Copyright © 2022 Albuquerque Journal
SANTA FE – The hours can be long and the work mundane.
But, each election season in New Mexico, hundreds of ordinary people – many of them retirees – sign up to help run the polls, issue ballots and monitor tabulation machines.
These temporary poll workers are the backbone of the state’s election workforce and they’re looking for reinforcements.
County clerks throughout New Mexico are stepping up recruitment of poll workers this month amid increased scrutiny following Donald Trump’s false claims of a rigged 2020 election.
The added skepticism is sometimes part of the recruiting pitch.

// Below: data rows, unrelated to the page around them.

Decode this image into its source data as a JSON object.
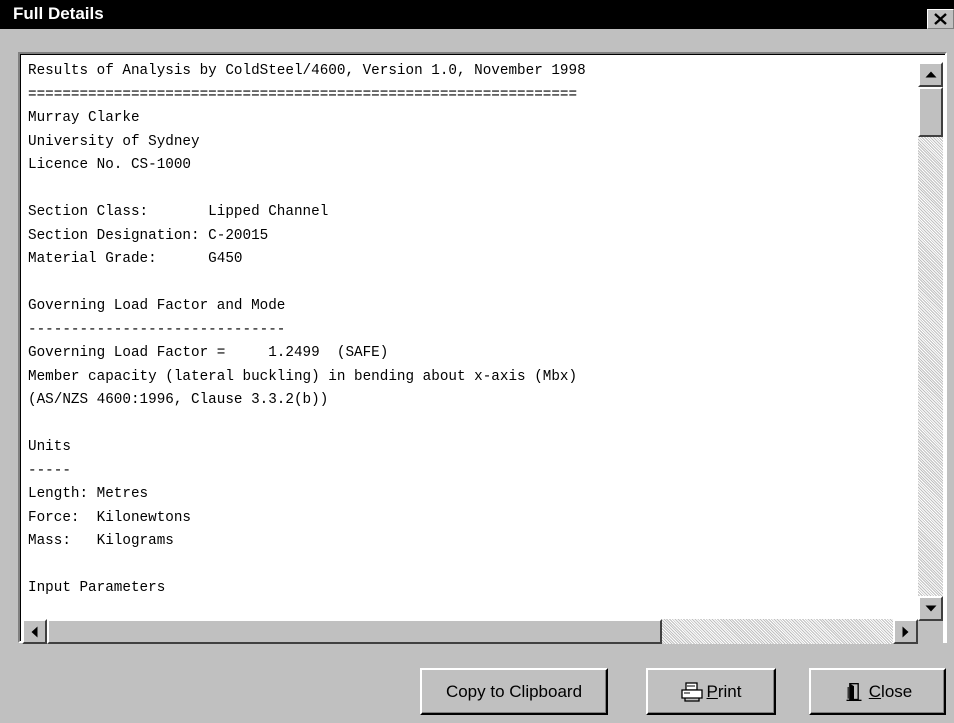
{
  "window": {
    "title": "Full Details",
    "close_glyph": "close-icon"
  },
  "report": {
    "lines": [
      "Results of Analysis by ColdSteel/4600, Version 1.0, November 1998",
      "================================================================",
      "Murray Clarke",
      "University of Sydney",
      "Licence No. CS-1000",
      "",
      "Section Class:       Lipped Channel",
      "Section Designation: C-20015",
      "Material Grade:      G450",
      "",
      "Governing Load Factor and Mode",
      "------------------------------",
      "Governing Load Factor =     1.2499  (SAFE)",
      "Member capacity (lateral buckling) in bending about x-axis (Mbx)",
      "(AS/NZS 4600:1996, Clause 3.3.2(b))",
      "",
      "Units",
      "-----",
      "Length: Metres",
      "Force:  Kilonewtons",
      "Mass:   Kilograms",
      "",
      "Input Parameters",
      "----------------"
    ]
  },
  "buttons": {
    "copy_label": "Copy to Clipboard",
    "print_label_underlined": "P",
    "print_label_rest": "rint",
    "close_label_underlined": "C",
    "close_label_rest": "lose",
    "print_icon": "printer-icon",
    "close_icon": "door-exit-icon"
  },
  "colors": {
    "titlebar": "#000000",
    "face": "#c0c0c0",
    "textbox": "#ffffff"
  }
}
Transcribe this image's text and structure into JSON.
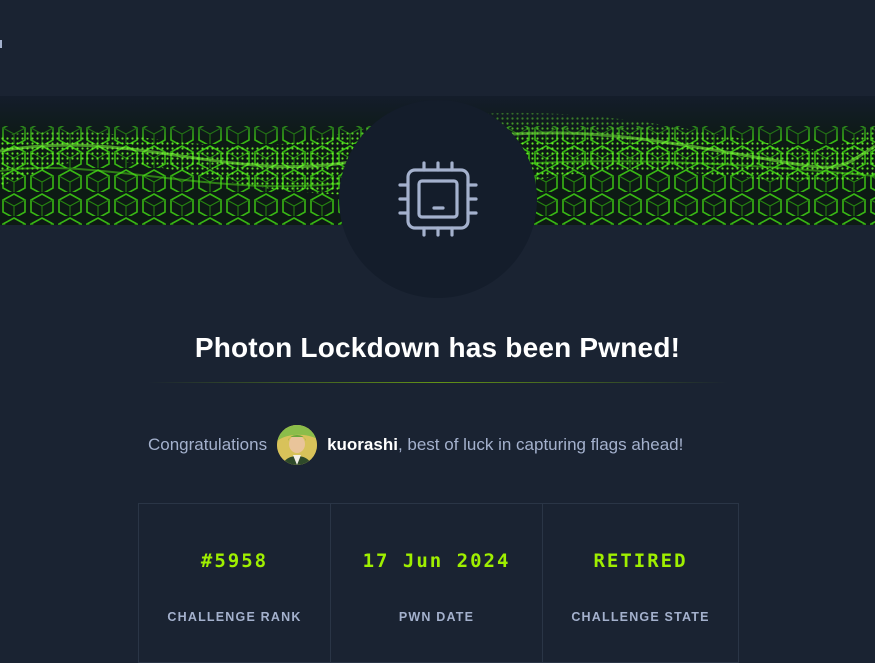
{
  "challenge": {
    "name": "Photon Lockdown",
    "title": "Photon Lockdown has been Pwned!",
    "icon": "cpu-chip-icon"
  },
  "congrats": {
    "prefix": "Congratulations",
    "username": "kuorashi",
    "suffix": ", best of luck in capturing flags ahead!"
  },
  "stats": [
    {
      "value": "#5958",
      "label": "CHALLENGE RANK"
    },
    {
      "value": "17 Jun 2024",
      "label": "PWN DATE"
    },
    {
      "value": "RETIRED",
      "label": "CHALLENGE STATE"
    }
  ],
  "colors": {
    "background": "#1a2332",
    "accent": "#9fef00",
    "muted_text": "#a4b1cd",
    "badge_bg": "#141d2b"
  }
}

“If anybody’s really listening to all this rhetoric going around and they’re curious, the best way for them to find out is to come and work an election,” Bernalillo County Clerk Linda Stover said Tuesday in an interview. “We would welcome them aboard. Nothing we do is a secret.”
In fact, Doña Ana County Clerk Amanda López Askin said it’s vital for each county to have a mix of election officials from different political parties. Independents are needed, too.
“The more eyes on the election the better,” López Askin told the Journal.
All kinds of jobs are available. People can make up to $200 for one long day of work if they’d like to help operate the polling locations on Election Day.
Temporary employment is also available for people willing to staff early voting locations or the unit that handles absentee ballots.
The Secretary of State’s Office, which oversees state elections, said it’s too early to determine whether election falsehoods or threats against election workers have reduced interest in working the polls.
But the state and counties are aiming regardless to build a robust pool of potential workers ahead of time.
In some cases, they want to have back-ups trained and on call to fill in if someone doesn’t show up or opts not to work at the last minute.
“Working at the polls means you are on the frontlines of our democracy, assisting the voters in your community, and learning first-hand how New Mexico conducts free and fair elections,” Secretary of State Maggie Toulouse Oliver, a Democrat, said in a written statement.
López Askin said her office has seen steady interest in serving so far. But the county is always looking for more people willing to serve and that “we can never overemphasize” the importance of temporary election officials.
“If we don’t have them,” she said, “elections don’t happen.”
It’s almost never too late to apply, López Askin said, even just a week or two before Election Day.
Stover said she expects to have enough temporary election officials to carry out the election as usual, but that her office is always looking for more.
The clerk’s office works well with Albuquerque police and the Sheriff’s Office, she said, to ensure safety at polling locations.
The Dominion vote tabulation machines used in New Mexico have come under new scrutiny this year as Otero County commissioners initially refused to certify the primary election results, calling for a hand count instead. The Republican candidate for secretary of state, Audrey Trujillo, also encouraged counties to insist on a hand tally.
But the evidence from a post-election audit in 2020 suggests a hand count would not be more accurate. The audit – overseen by a certified public accountant – found error rates close to one-tenth of 1 percentage point, and at least some of the differences were due to hand-counting mistakes, not machine errors.
Esther Bailey, a temporary election official who has worked for the absentee board in Santa Fe County, said that working in an election has increased her confidence in the accuracy of the results.
“There’s no way there’s fraud when you have everybody watching you,” she said in an interview. “We oversee each other’s work.”
Bailey, who is retired and lives in Santa Fe, said she likes the chance to make a little extra money for travel and feels good about contributing to the community.
It’s also a great way, she said, to meet new people and make friends.